ECLI:NL:HR:2018:1139

Hoge Raad

Datum uitspraak
13 juli 2018
Publicatiedatum
10 juli 2018
Zaaknummer
17/06112
Instantie
Hoge Raad
Type
Uitspraak
Rechtsgebied
Bestuursrecht; Belastingrecht
Procedures
  • Cassatie
Vindplaatsen
  • Rechtspraak.nl
AI samenvatting door LexboostAutomatisch gegenereerd

Cassatieberoep tegen uitspraak Gerechtshof Amsterdam inzake navorderingsaanslagen inkomstenbelasting

In deze zaak heeft de Hoge Raad op 13 juli 2018 uitspraak gedaan in het cassatieberoep van belanghebbende tegen de uitspraak van het Gerechtshof Amsterdam van 16 november 2017. Het Gerechtshof had eerder uitspraak gedaan op het hoger beroep van de Inspecteur tegen een uitspraak van de Rechtbank Noord-Holland, waarbij navorderingsaanslagen in de inkomstenbelasting en premie volksverzekeringen over de jaren 2007 tot en met 2011 aan belanghebbende waren opgelegd. De belanghebbende heeft in cassatie vier middelen voorgesteld, waarop de Staatssecretaris van Financiën een verweerschrift heeft ingediend. Na beoordeling van de middelen heeft de Hoge Raad geconcludeerd dat deze niet tot cassatie kunnen leiden. Dit is in overeenstemming met artikel 81, lid 1, van de Wet op de rechterlijke organisatie, dat stelt dat geen nadere motivering nodig is wanneer de middelen niet nopen tot beantwoording van rechtsvragen in het belang van de rechtseenheid of de rechtsontwikkeling. De Hoge Raad heeft ook geen termen aanwezig geacht voor een veroordeling in de proceskosten. Uiteindelijk heeft de Hoge Raad het beroep in cassatie ongegrond verklaard.

Uitspraak

13 juli 2018
nr. 17/06112
Arrest
gewezen op het beroep in cassatie van
[X-Y]te
[Z](hierna: belanghebbende) tegen de uitspraak van het
Gerechtshof Amsterdamvan 16 november 2017, nrs. 16/00338 tot en met 16/00342, op het hoger beroep van de Inspecteur tegen een uitspraak van de Rechtbank Noord‑Holland (nrs. HAA 15/3363 tot en met 15/3365, HAA 15/3423 en HAA 15/3424) betreffende de aan belanghebbende over de jaren 2007 tot en met 2011 opgelegde navorderingsaanslagen in de inkomstenbelasting/premie volksverzekeringen, de daarbij gegeven boetebeschikkingen en de daarbij gegeven beschikkingen inzake heffingsrente.

1.Geding in cassatie

Belanghebbende heeft tegen ’s Hofs uitspraak beroep in cassatie ingesteld en daarbij vier middelen voorgesteld.
De Staatssecretaris van Financiën heeft een verweerschrift ingediend.
Belanghebbende heeft een conclusie van repliek ingediend.

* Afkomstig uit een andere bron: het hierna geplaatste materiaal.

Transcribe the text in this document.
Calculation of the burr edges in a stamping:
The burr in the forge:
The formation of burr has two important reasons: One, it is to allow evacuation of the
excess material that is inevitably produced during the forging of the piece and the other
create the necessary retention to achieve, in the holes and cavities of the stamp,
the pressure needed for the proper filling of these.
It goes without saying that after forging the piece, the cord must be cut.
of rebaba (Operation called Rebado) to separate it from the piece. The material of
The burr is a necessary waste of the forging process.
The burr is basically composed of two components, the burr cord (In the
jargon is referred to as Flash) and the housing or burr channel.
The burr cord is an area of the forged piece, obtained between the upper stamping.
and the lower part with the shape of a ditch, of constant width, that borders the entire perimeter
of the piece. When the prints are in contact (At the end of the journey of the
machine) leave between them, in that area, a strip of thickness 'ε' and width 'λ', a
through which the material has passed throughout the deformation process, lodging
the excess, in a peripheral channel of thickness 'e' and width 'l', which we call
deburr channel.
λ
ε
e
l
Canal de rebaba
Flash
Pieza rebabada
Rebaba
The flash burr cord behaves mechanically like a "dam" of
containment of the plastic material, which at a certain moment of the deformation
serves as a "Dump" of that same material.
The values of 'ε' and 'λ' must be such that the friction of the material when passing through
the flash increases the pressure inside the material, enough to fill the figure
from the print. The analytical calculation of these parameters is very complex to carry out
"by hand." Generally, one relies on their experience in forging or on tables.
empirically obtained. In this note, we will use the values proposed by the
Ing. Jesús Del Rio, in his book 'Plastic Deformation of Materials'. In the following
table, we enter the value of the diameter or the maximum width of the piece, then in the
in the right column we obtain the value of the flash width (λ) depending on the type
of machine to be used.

2.Beoordeling van de middelen

De middelen kunnen niet tot cassatie leiden. Dit behoeft, gezien artikel 81, lid 1, van de Wet op de rechterlijke organisatie, geen nadere motivering, nu de middelen niet nopen tot beantwoording van rechtsvragen in het belang van de rechtseenheid of de rechtsontwikkeling.

3.Proceskosten

De Hoge Raad acht geen termen aanwezig voor een veroordeling in de proceskosten.

4.Beslissing

De Hoge Raad verklaart het beroep in cassatie ongegrond.
Dit arrest is gewezen door de vice-president G. de Groot als voorzitter, en de raadsheren J. Wortel en P.A.G.M. Cools, in tegenwoordigheid van de waarnemend griffier F. Treuren, en in het openbaar uitgesproken op 13 juli 2018.